Frequently Asked Questions

Are downloaded files persisted after the entry-point for a consumer has terminated?

Yes. Downloaded files may be deleted by the entry-point (e.g., using the shutil.rmtree method; see __main__.py in the example).

Are locally-generated files persisted after the entry-point for a consumer has terminated?

Yes. Locally-generated files may be deleted by the entry-point (e.g., using the shutil.rmtree method; see __main__.py in the example).

Can I develop the entry-point for a consumer to wait for two-or-more CloudEvents notifications?

Yes.

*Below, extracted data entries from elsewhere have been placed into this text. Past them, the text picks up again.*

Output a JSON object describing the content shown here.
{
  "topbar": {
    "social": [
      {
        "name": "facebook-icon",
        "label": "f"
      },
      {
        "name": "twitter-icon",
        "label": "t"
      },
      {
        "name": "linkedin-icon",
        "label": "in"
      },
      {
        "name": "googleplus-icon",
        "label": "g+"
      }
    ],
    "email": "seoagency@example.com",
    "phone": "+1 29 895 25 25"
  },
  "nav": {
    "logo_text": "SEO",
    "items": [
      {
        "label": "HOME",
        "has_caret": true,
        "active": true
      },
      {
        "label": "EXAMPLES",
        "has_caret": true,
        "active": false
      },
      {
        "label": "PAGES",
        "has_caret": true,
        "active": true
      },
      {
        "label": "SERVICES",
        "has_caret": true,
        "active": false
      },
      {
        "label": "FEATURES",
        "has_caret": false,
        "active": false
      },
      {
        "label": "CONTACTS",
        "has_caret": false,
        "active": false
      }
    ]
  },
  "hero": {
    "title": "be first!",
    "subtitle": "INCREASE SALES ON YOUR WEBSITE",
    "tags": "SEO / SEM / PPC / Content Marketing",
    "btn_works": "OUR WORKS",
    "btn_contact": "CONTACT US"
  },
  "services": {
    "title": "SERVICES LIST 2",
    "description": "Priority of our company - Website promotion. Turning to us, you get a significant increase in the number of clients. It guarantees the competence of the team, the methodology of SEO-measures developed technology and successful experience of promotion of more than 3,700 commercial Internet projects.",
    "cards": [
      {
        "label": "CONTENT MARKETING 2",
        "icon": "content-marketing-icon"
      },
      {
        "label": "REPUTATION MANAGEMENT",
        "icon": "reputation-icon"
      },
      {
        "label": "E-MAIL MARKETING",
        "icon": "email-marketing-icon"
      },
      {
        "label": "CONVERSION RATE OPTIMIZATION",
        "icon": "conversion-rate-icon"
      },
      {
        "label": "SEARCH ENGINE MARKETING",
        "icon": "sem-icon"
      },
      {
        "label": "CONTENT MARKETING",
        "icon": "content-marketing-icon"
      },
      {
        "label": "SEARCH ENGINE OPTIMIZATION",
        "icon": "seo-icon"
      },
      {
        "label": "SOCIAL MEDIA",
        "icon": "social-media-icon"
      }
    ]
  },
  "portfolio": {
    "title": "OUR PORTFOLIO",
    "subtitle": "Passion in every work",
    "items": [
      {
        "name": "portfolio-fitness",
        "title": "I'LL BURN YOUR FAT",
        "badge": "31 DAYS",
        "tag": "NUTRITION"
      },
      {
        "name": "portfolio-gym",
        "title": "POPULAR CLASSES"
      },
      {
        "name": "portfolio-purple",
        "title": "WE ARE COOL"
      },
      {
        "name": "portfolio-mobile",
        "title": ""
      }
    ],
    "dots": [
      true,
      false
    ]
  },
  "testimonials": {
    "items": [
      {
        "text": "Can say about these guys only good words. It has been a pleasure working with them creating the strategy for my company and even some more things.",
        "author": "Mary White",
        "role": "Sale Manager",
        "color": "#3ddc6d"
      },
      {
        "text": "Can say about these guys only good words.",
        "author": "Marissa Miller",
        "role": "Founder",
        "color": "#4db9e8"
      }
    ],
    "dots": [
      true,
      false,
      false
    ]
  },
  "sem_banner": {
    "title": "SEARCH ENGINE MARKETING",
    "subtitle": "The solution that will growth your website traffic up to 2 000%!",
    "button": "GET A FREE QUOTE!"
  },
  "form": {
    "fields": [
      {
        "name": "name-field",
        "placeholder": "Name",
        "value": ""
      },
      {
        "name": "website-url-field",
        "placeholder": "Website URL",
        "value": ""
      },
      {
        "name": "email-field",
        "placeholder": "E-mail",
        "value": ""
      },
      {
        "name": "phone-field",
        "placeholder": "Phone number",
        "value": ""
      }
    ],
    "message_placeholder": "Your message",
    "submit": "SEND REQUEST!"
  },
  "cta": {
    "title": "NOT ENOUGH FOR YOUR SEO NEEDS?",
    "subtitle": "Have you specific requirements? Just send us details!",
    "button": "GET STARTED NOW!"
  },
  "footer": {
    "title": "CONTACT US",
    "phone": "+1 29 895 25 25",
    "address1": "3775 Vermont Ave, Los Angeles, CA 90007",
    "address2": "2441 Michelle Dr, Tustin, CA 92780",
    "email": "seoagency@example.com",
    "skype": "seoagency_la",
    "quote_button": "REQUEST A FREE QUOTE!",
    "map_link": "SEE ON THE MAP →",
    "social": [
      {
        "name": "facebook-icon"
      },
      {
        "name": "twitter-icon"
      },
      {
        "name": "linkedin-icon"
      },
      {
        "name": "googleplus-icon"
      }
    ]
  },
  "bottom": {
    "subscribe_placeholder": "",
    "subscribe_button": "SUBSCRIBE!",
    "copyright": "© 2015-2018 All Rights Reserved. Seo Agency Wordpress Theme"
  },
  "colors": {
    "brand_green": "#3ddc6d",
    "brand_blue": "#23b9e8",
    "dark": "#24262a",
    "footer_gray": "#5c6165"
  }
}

However, this behavior must be implemented by the entry-points themselves and is not provided by the default behavior of the start-pacifica-notifications-consumer command.

For example, to wait for two CloudEvents notifications:

  • Develop two consumers with two entry-points.
  • The entry-point for the first consumer receives and stores the first CloudEvents notification.
  • The entry-point for the second consumer receives the second CloudEvents notification, retrieves the first CloudEvents notification, and then does its work.

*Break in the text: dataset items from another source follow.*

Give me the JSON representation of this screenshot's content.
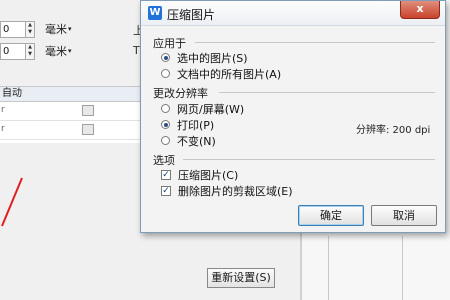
{
  "background": {
    "spin1": {
      "value": "0",
      "unit": "毫米"
    },
    "spin2": {
      "value": "0",
      "unit": "毫米"
    },
    "right_label_1": "上",
    "right_label_2": "T",
    "table_header": "自动",
    "row1_mark": "r",
    "row2_mark": "r",
    "reset_button": "重新设置(S)"
  },
  "dialog": {
    "title": "压缩图片",
    "app_icon_letter": "W",
    "close_symbol": "x",
    "apply_to": {
      "title": "应用于",
      "options": [
        {
          "label": "选中的图片(S)",
          "selected": true
        },
        {
          "label": "文档中的所有图片(A)",
          "selected": false
        }
      ]
    },
    "resolution": {
      "title": "更改分辨率",
      "options": [
        {
          "label": "网页/屏幕(W)",
          "selected": false
        },
        {
          "label": "打印(P)",
          "selected": true
        },
        {
          "label": "不变(N)",
          "selected": false
        }
      ],
      "dpi_text": "分辨率: 200 dpi"
    },
    "options": {
      "title": "选项",
      "checkboxes": [
        {
          "label": "压缩图片(C)",
          "checked": true
        },
        {
          "label": "删除图片的剪裁区域(E)",
          "checked": true
        }
      ]
    },
    "ok_button": "确定",
    "cancel_button": "取消"
  }
}
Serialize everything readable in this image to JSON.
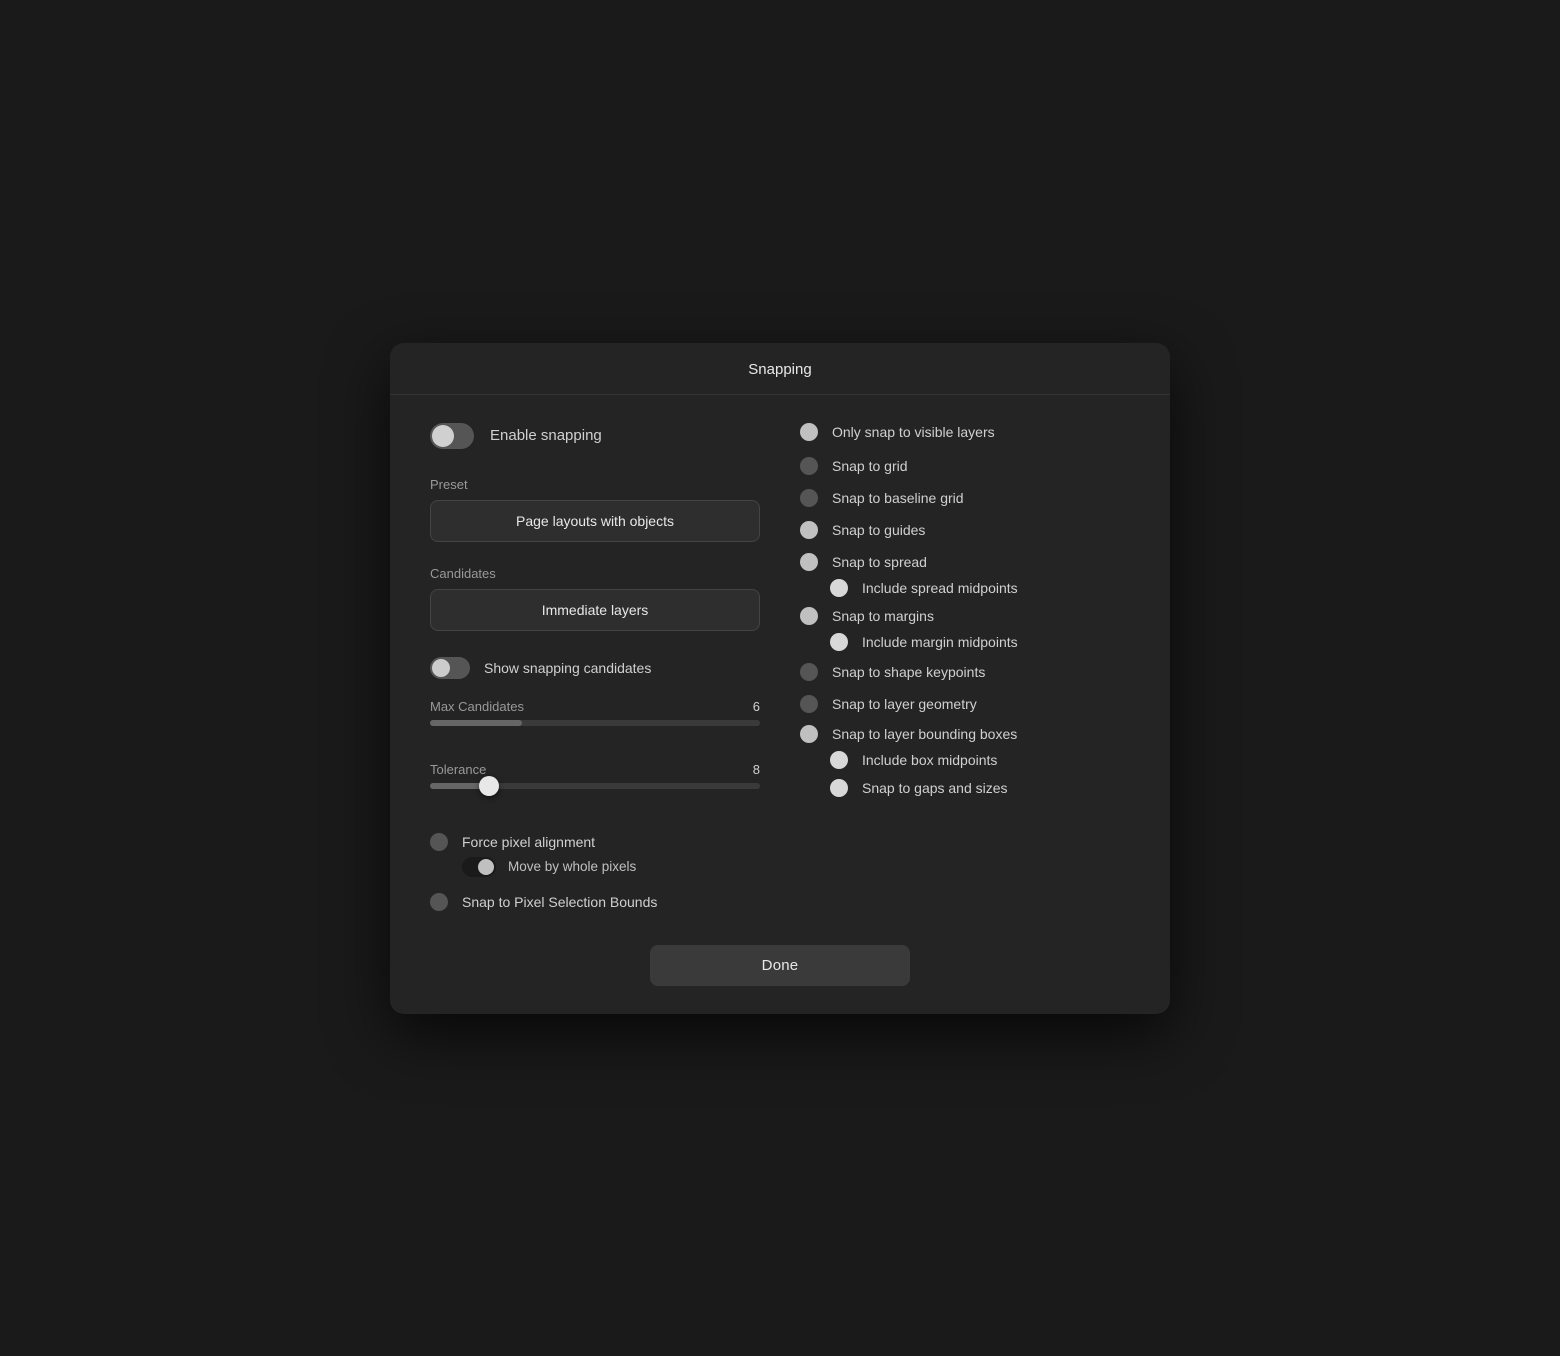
{
  "dialog": {
    "title": "Snapping"
  },
  "left": {
    "enable_snapping_label": "Enable snapping",
    "preset_section_label": "Preset",
    "preset_btn_label": "Page layouts with objects",
    "candidates_section_label": "Candidates",
    "candidates_btn_label": "Immediate layers",
    "show_candidates_label": "Show snapping candidates",
    "max_candidates_label": "Max Candidates",
    "max_candidates_value": "6",
    "tolerance_label": "Tolerance",
    "tolerance_value": "8",
    "force_pixel_label": "Force pixel alignment",
    "move_whole_pixels_label": "Move by whole pixels",
    "snap_pixel_selection_label": "Snap to Pixel Selection Bounds"
  },
  "right": {
    "only_visible_label": "Only snap to visible layers",
    "snap_grid_label": "Snap to grid",
    "snap_baseline_label": "Snap to baseline grid",
    "snap_guides_label": "Snap to guides",
    "snap_spread_label": "Snap to spread",
    "include_spread_midpoints_label": "Include spread midpoints",
    "snap_margins_label": "Snap to margins",
    "include_margin_midpoints_label": "Include margin midpoints",
    "snap_shape_keypoints_label": "Snap to shape keypoints",
    "snap_layer_geometry_label": "Snap to layer geometry",
    "snap_layer_bounding_label": "Snap to layer bounding boxes",
    "include_box_midpoints_label": "Include box midpoints",
    "snap_gaps_label": "Snap to gaps and sizes"
  },
  "footer": {
    "done_label": "Done"
  }
}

Can I develop the entry-point for a consumer using a non-Python3 programming language?

No. Only Python3 is supported as the programming language for the entry-point file (viz., __main__.py).

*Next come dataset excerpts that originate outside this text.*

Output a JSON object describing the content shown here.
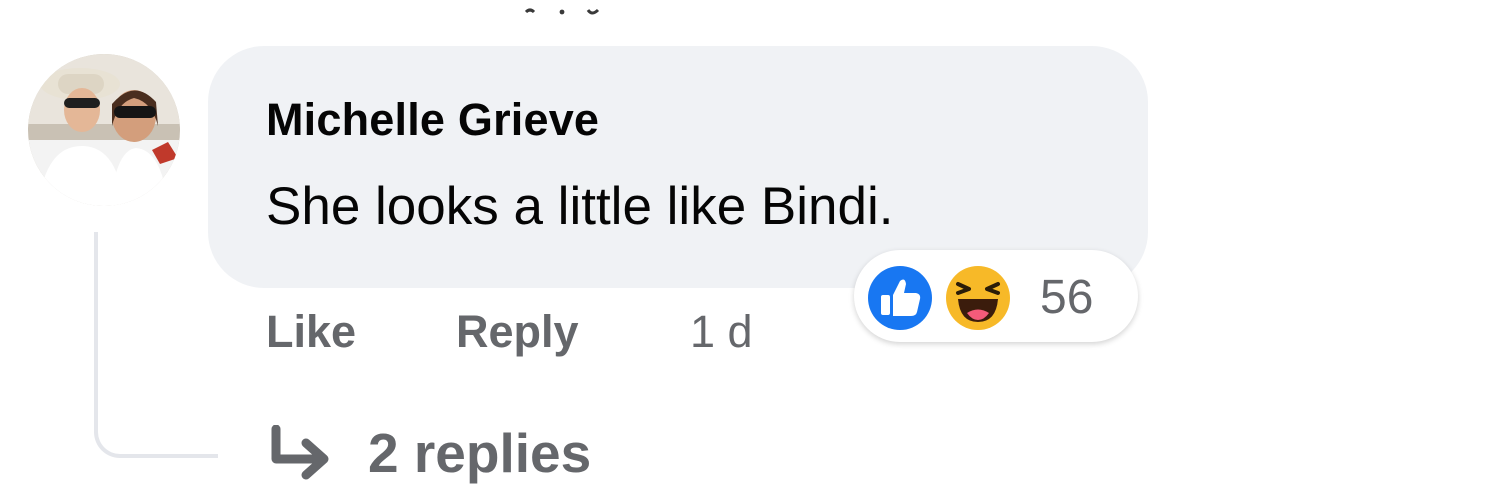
{
  "comment": {
    "author": "Michelle Grieve",
    "text": "She looks a little like Bindi.",
    "reactions": {
      "types": [
        "like-icon",
        "haha-icon"
      ],
      "count": "56"
    },
    "actions": {
      "like_label": "Like",
      "reply_label": "Reply",
      "timestamp": "1 d"
    },
    "replies_label": "2 replies"
  },
  "colors": {
    "bubble_bg": "#f0f2f5",
    "primary_text": "#050505",
    "secondary_text": "#65676b",
    "like_blue": "#1877f2",
    "haha_yellow": "#f7b928",
    "thread_line": "#e4e6eb"
  }
}
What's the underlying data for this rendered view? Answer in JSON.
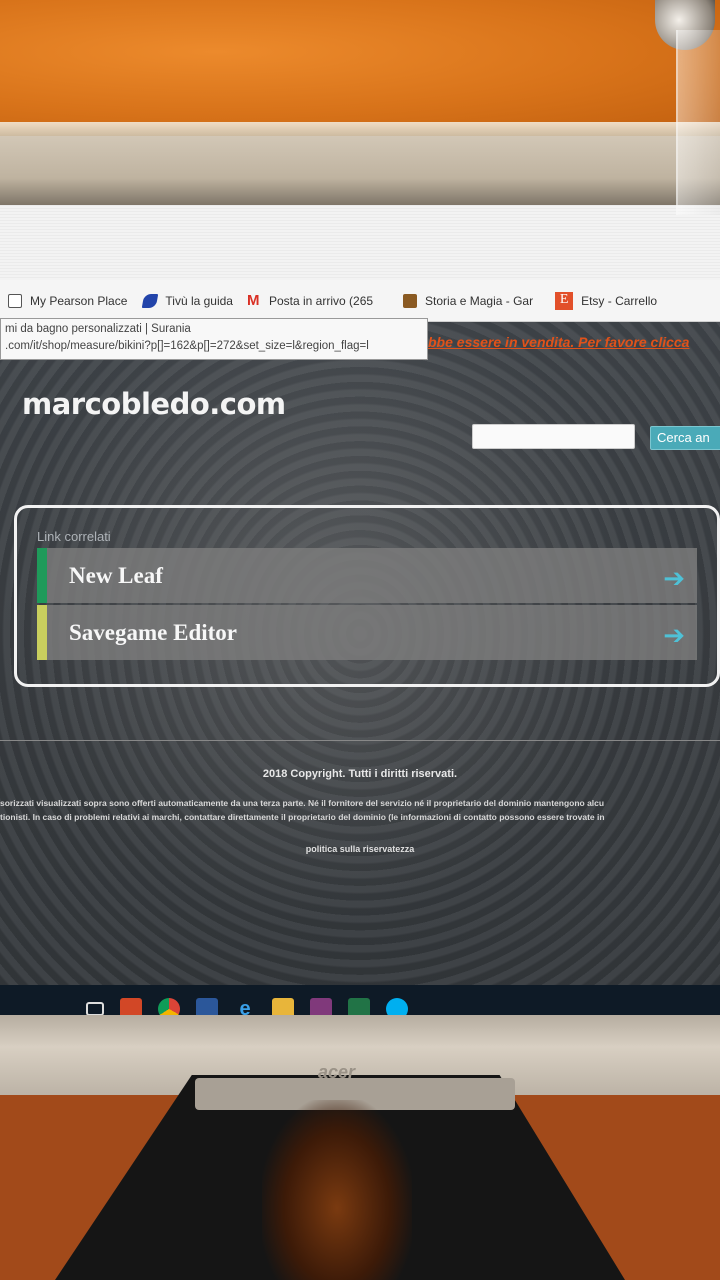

Non-Python3 executables can be called from within the entry-point using the subprocess module.

Other programming languages can be called from within the entry-point using the appropriate interface, e.g., the jpy package for the Java programming language, and the rpy2 package for the R programming language.

How do I authenticate with the CloudEvents notification provider?

Authentication credentials are specified in the configuration for the pacifica-notifications package (see https://pacifica-notifications.readthedocs.io/en/latest/configuration.html for more information).

Authentication credentials are included in all HTTP requests that are issued by the consumer, e.g., the username is specified via the Http-Remote-User header (see https://pacifica-notifications.readthedocs.io/en/latest/exampleusage.html for more information).

Glossary of Terms

  • Consumer: A software system that receives CloudEvents notifications (corresponding to Pacifica transactions) from producers. CloudEvents notifications are filtered by testing against a JSONPath. If the test for a given CloudEvents notification is successful, then the consumer routes said CloudEvents notification to a processor.
  • Processor: A software system that downloads the input data files and metadata for a given Pacifica transaction, processes said input data files and associated metadata, generates output data files and associated metadata, and then creates a new Pacifica transaction.
  • Producer: A software system that sends CloudEvents notifications (corresponding to Pacifica transactions) to consumers.